Apesar do alto número de Prius tentando andar pelas suas ruas, a poluição ainda é um dos grandes problemas de Ulaanbaatar. A situação piora no inverno, quando os bairros pobres que ficam nos morros que circundam a cidade têm de queimar lenha para se aquecer. Muuji me conta que, no inverno, a fumaça que recobre a cidade chega a ficar tão densa a ponto de encobrir as montanhas, visíveis de qualquer ponto da capital. Esta é a grande contradição da capital da Mongólia: enquanto a classe média tem energia elétrica para abastecer seus carros, a grande população pobre não tem eletricidade para sobreviver na capital mais fria do mundo.

Pergunto à Muuji se há energia elétrica disponível para as casas e os carros na Mongólia. Ele ri, e sua resposta descreve a grande contradição da tecnologia de carros elétricos.

“Não há muitas cidades na Mongólia — somos apenas três milhões de pessoas, com a menor densidade populacional do mundo. A maioria das pessoas vive em Ulaanbaatar, mas a cidade começou a receber um número maior de migrantes nos últimos anos e, para dar conta, o governo resolveu investir em usinas elétricas alimentadas a carvão”. Segundo dados do governo, 80% de toda a energia gerada no país é proveniente do tipo de geração de energia mais poluente do mundo.

Este é o problema: à medida que o número de veículos elétricos aumenta, também aumenta a necessidade de investimentos em geração e transmissão de energia. Atualmente, não há outro meio de fazer estas duas coisas sem grandes prejuízos à natureza — seja por carvão ou por hidrelétricas. É de se esperar que, em algum momento, as tecnologias de geração de energia eólica ou solar ganhem escala suficiente para substituir as atuais usinas elétricas, mas nem mesmo o maior entusiasta destas energias renováveis saberia dizer quando isso poderia ocorrer.
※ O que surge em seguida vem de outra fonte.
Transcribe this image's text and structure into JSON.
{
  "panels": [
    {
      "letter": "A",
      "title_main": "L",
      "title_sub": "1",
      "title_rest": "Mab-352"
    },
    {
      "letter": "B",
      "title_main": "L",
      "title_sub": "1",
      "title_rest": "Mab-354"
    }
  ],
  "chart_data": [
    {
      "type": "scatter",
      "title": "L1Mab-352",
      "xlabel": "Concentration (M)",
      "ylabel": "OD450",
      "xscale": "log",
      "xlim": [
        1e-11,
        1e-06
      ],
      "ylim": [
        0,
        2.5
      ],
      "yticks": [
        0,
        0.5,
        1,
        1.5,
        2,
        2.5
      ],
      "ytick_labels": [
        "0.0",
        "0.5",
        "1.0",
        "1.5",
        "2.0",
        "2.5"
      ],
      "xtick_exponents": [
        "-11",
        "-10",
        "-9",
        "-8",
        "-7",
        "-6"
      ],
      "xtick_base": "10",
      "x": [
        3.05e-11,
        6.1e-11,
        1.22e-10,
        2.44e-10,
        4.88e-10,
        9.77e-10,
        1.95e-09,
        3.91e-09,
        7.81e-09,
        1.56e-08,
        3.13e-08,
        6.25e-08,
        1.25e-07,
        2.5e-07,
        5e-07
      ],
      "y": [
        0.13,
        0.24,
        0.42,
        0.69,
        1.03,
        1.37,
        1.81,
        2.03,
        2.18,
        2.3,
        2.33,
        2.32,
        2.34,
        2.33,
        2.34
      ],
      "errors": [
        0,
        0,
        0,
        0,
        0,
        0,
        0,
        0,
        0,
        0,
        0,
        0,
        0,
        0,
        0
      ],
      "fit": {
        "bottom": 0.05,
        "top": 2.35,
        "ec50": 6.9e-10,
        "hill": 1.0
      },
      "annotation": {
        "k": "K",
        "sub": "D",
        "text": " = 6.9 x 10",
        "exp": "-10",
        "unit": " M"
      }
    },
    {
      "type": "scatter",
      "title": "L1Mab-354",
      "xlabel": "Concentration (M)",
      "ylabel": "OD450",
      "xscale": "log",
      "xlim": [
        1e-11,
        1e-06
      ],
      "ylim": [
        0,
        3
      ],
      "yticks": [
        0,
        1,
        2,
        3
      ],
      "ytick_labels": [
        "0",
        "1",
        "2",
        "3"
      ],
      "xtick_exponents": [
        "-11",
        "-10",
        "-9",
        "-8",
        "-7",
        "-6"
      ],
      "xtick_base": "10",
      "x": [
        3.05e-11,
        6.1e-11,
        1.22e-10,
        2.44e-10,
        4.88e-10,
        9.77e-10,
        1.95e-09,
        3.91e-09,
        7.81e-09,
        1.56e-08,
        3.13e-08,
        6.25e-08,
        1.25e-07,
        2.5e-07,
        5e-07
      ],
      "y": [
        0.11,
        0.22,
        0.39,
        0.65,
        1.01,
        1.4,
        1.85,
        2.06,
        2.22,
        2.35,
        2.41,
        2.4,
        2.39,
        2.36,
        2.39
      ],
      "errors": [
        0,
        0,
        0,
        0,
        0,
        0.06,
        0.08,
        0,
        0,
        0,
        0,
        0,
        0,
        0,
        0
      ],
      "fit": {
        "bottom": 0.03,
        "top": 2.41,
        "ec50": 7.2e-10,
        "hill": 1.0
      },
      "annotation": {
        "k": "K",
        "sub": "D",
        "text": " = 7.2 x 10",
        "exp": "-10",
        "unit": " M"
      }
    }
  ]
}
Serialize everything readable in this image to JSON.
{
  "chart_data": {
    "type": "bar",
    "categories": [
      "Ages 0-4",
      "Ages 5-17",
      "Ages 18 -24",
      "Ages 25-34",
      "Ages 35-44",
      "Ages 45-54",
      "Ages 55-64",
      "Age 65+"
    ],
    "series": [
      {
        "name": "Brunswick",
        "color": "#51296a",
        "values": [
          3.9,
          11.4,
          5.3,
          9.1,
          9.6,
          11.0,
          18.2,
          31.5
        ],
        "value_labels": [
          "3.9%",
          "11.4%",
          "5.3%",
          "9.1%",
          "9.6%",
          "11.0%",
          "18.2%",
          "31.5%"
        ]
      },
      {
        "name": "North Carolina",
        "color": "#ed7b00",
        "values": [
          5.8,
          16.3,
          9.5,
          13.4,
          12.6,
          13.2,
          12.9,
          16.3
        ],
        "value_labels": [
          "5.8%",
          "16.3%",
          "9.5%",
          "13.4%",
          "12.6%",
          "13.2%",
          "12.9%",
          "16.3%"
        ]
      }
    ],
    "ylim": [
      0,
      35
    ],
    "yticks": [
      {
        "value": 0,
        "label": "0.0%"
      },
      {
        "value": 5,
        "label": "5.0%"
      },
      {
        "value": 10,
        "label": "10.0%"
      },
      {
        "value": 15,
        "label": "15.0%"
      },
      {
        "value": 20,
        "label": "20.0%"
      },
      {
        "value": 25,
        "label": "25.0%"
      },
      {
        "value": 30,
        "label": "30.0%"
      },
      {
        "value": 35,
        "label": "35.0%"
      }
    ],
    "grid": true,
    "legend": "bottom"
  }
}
De forma que hoje, quem espera contribuir com o meio ambiente ao dirigir um carro elétrico deve estar consciente de que grande parte dos seus ganhos apenas compensa a geração da energia que abastece seu carro.

Há outro problema: haverá energia elétrica para todo mundo? Quando o Reino Unido anunciou seu plano de banir veículos a combustão até 2040, as concessionárias de energia alertaram que a demanda por eletricidade poderá subir em até 30 gigawatts ao atual pico de 61 gigawatts diário.

Para atender a nova demanda de 91 gigawatts, seriam necessários instalar em toda a Grã-Bretanha mais 10 mil turbinas eólicas, ao custo de 3 milhões de libras por turbina — e cada turbina leva 6 meses para ser construída. Ou então construir dez usinas nucleares, ao custo de 20 bilhões de libras por usina, sendo que cada usina necessita de 20 anos para construir, testar e entrar em operação. Vale lembrar que a gigantesca fábrica de baterias que a Tesla está construindo vai gerar 35 gigawatts-hora.

Já em Terra Brasilis, não há como calcular o impacto dos carros elétricos sobre o sistema energético do Brasil por um simples motivo: nós fomos por outro caminho.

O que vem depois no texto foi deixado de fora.